Helen, who trained as a midwife and doula, is Amma's visionary and guide. She brings to the organisation years of experience supporting women through pregnancy and birth.
Sarah—with a background in supporting those in the asylum-seeking process, as well as in designing and managing the Red Cross Mums Project—contributes her skills and expertise to manage operations and ensure Amma fulfils its mission.
How we got here
For many years, Helen volunteered as a doula in partnership with the British Red Cross Mums Project. Through the Mums Project, Helen supported large numbers of vulnerable women—mostly working alone, without the assistance of other doulas.
Despite the intensity of the role, Helen could see that the women she was supporting were benefitting greatly from having a birth companion—so she persisted and vowed to find a way to bring more doulas to the project.
But Helen was met with a shortage of ready-trained and available doulas in Glasgow.
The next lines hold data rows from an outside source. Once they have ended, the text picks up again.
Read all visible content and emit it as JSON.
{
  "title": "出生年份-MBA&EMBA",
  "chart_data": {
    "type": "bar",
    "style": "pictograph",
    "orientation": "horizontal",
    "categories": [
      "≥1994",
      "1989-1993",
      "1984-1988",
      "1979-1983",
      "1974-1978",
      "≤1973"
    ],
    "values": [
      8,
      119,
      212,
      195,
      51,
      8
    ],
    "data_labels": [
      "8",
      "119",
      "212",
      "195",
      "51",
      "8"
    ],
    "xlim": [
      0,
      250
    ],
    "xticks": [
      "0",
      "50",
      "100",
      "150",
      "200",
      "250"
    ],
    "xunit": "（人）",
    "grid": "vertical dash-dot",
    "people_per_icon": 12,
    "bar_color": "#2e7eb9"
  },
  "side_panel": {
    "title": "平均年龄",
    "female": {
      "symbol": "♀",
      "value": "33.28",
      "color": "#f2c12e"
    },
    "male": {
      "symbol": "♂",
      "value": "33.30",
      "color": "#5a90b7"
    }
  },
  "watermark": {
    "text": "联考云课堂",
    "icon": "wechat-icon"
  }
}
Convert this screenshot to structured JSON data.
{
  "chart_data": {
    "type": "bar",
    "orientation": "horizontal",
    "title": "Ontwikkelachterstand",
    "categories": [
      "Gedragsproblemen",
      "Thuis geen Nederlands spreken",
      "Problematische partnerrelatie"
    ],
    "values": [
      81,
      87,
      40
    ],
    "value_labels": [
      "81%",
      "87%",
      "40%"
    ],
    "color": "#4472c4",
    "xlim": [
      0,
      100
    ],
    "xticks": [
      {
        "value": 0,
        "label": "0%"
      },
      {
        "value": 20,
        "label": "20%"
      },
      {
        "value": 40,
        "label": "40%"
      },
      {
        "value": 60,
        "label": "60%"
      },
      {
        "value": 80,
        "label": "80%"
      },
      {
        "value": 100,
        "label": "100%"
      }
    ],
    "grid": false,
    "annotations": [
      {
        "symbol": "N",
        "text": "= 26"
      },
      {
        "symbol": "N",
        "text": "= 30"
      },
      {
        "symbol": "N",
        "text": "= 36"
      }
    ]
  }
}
Facing limited options and knowing (rightly so) that there must be women out there who would love to help in this way, the initial idea behind Amma was born.
She approached Sarah at the Red Cross and pitched her idea—by this time, already envisaging a new, separate organisation that would be able to train a network of volunteer birth companions. After careful consideration, Sarah eventually approached Helen with an offer to help bring the organisation to life. From that point on, there was no turning back.
The pair's commitment to their cause—combined with their acute understanding of the scale and scope of the unmet needs of vulnerable mothers in Scotland—propelled the idea forward. And, with a lot of preparation and hard work, in 2018, Amma became a registered charity.
The first group of birth companions has since been trained, with 15 dedicated volunteers now providing support to vulnerable new and expectant mothers in Glasgow. The organisation has grown into something far bigger and better than either Helen or Sarah could have imagined—and this is just the beginning.
What's in a name? A lot.
While Amma can't be found in the English dictionary, it means 'mother' in Urdu, Sinhalese and Hindi.
Its warm, childlike sound—and its letters an anagram of Mama itself—is evocative of its motherly meanings in other languages as well: ‘wet nurse/nanny’ in Finnish; ‘to kiss’ in Cornish; ‘mother’ in Tamil and, in Sanskrit, ‘mother goddess’.
Even the Urban Dictionary has a say, describing 'amma' as follows:
"...the strongest person that you will ever meet—and if you are sick and afraid, being with her makes all your fears disappear.”